La nuit du 30 avril au 1er mai, qui est aussi la nuit des saints Philippe et Jacques, a toujours été considérée depuis des temps reculés comme une nuit magique. Au Moyen-âge, on croyait qu'il existait des jours dans l'année propices aux forces du mal. Les gens croyaient également que les sorcières se réunissaient pour un sabbat afin de mettre en application les pouvoirs du diable. C'est pourquoi la nuit du 1er mai est appelée la « nuit des sorcières » - « noc čarodějnic », et les gens s'en défendaient de différentes manières, notamment en faisant des feux à des endroits surélevés.

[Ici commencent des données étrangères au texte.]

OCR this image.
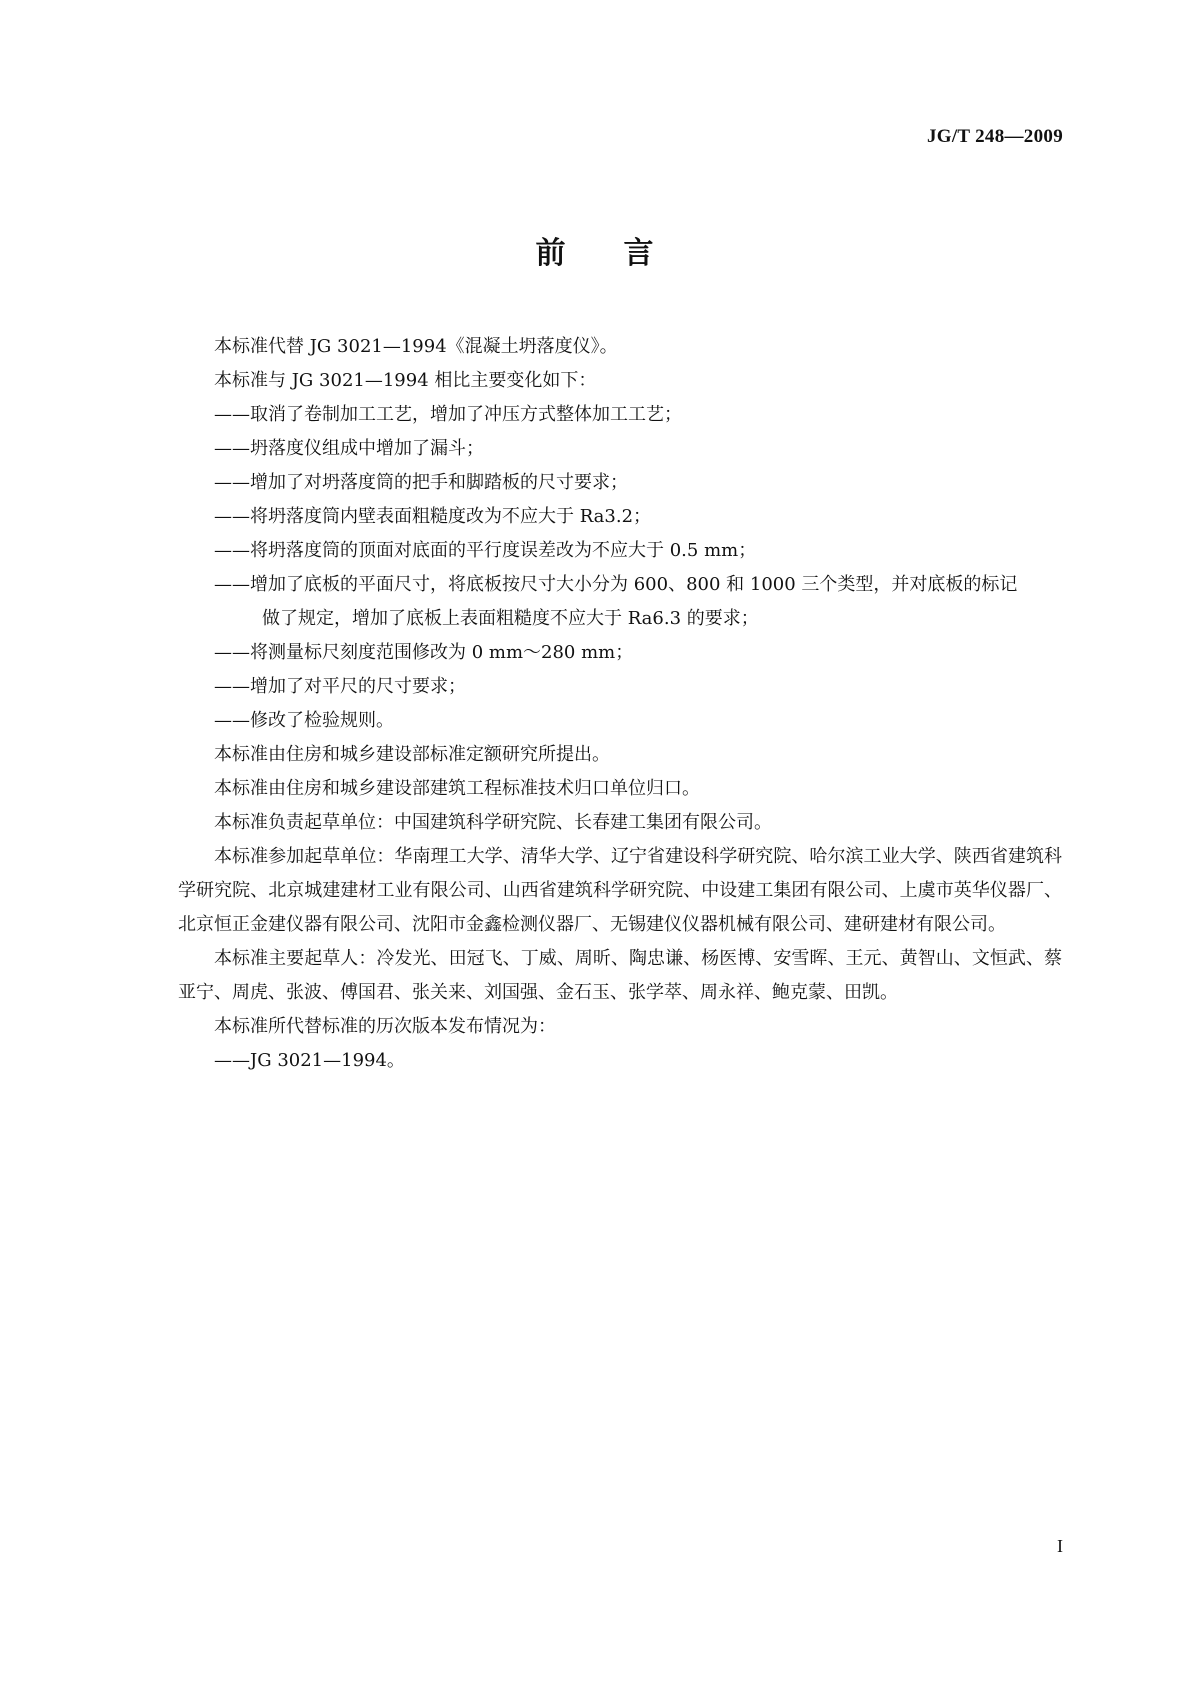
JG/T 248—2009
前 言

本标准代替 JG 3021—1994《混凝土坍落度仪》。

本标准与 JG 3021—1994 相比主要变化如下：

——取消了卷制加工工艺，增加了冲压方式整体加工工艺；

——坍落度仪组成中增加了漏斗；

——增加了对坍落度筒的把手和脚踏板的尺寸要求；

——将坍落度筒内壁表面粗糙度改为不应大于 Ra3.2；

——将坍落度筒的顶面对底面的平行度误差改为不应大于 0.5 mm；

——增加了底板的平面尺寸，将底板按尺寸大小分为 600、800 和 1000 三个类型，并对底板的标记
做了规定，增加了底板上表面粗糙度不应大于 Ra6.3 的要求；

——将测量标尺刻度范围修改为 0 mm～280 mm；

——增加了对平尺的尺寸要求；

——修改了检验规则。

本标准由住房和城乡建设部标准定额研究所提出。

本标准由住房和城乡建设部建筑工程标准技术归口单位归口。

本标准负责起草单位：中国建筑科学研究院、长春建工集团有限公司。

本标准参加起草单位：华南理工大学、清华大学、辽宁省建设科学研究院、哈尔滨工业大学、陕西省建筑科学研究院、北京城建建材工业有限公司、山西省建筑科学研究院、中设建工集团有限公司、上虞市英华仪器厂、北京恒正金建仪器有限公司、沈阳市金鑫检测仪器厂、无锡建仪仪器机械有限公司、建研建材有限公司。

本标准主要起草人：冷发光、田冠飞、丁威、周昕、陶忠谦、杨医博、安雪晖、王元、黄智山、文恒武、蔡亚宁、周虎、张波、傅国君、张关来、刘国强、金石玉、张学萃、周永祥、鲍克蒙、田凯。

本标准所代替标准的历次版本发布情况为：

——JG 3021—1994。

I
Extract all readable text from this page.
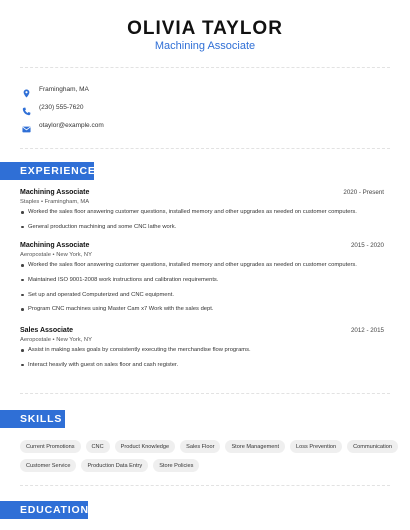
OLIVIA TAYLOR
Machining Associate
Framingham, MA
(230) 555-7620
otaylor@example.com
EXPERIENCE
Machining Associate	2020 - Present
Staples • Framingham, MA
Worked the sales floor answering customer questions, installed memory and other upgrades as needed on customer computers.
General production machining and some CNC lathe work.
Machining Associate	2015 - 2020
Aeropostale • New York, NY
Worked the sales floor answering customer questions, installed memory and other upgrades as needed on customer computers.
Maintained ISO 9001-2008 work instructions and calibration requirements.
Set up and operated Computerized and CNC equipment.
Program CNC machines using Master Cam x7 Work with the sales dept.
Sales Associate	2012 - 2015
Aeropostale • New York, NY
Assist in making sales goals by consistently executing the merchandise flow programs.
Interact heavily with guest on sales floor and cash register.
SKILLS
Current Promotions	CNC	Product Knowledge	Sales Floor	Store Management	Loss Prevention	Communication
Customer Service	Production Data Entry	Store Policies
EDUCATION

Au fil du temps, ces grands feux, que l'on retrouve par exemple également en Allemagne pour ce qui est appelé la Nuit de Walpurgis, sont donc devenus des brûlages de sorcières, ou plutôt des « bûchers de sorcières » - « pálení čarodějnic », au cours desquelles les jeunes lançaient des balais en feu en l'air pour voir comment les sorcières volaient. Une tradition des feux qui s'est conservée jusqu'à aujourd'hui, comme le précise le folkloriste Frantisek Synek :
« C'est assurément une coutume populaire. C'est une célébration qui se déroule la veille au soir du 1er mai. Beaucoup de pratiques magiques sont liées à cette fête, des pratiques qui sont en fait des restes des relations préchrétiennes qu'entretenait à l'époque la population envers la nature et plus généralement la vie. Avec le jour du 1er mai mais aussi la soirée précédant le 1er mai, la saison du printemps commence véritablement. Le soir du 30 avril, nos ancêtres édifiaient également ce qui en tchèque se dit « máj ». Il s'agit d'un immense tronc d'arbre, d'un mât, qui est installé verticalement et qui sert à indiquer, signifier que le village a été épuré de tous les mauvais esprits qui peuvent endommager les récoltes ou causer du tort à la vie des habitants. Avec le feu, il s'agit donc d'une autre épuration. Le feu, lui, possède une grande force d'épuration et, là aussi, les gens croyaient qu'il avait la capacité de faire fuir le mal du village et d'assurer la prospérité grâce à de bonnes récoltes au cours de l'année à venir. »C'est donc épuré des mauvais esprits et débarrassé des sorcières jusqu'à l'année prochaine que se termine ce « Tchèque du bout de la langue » consacré au bûcher des sorcières, une belle tradition ancestrale qui a donc survécu au temps. En attendant de vous retrouver dès la semaine prochaine pour la découverte d'autres mystères, portez-vous du mieux possible - mějte se co nejlíp!, portez le soleil en vous - slunce v duši, salut et à bientôt - zatím ahoj!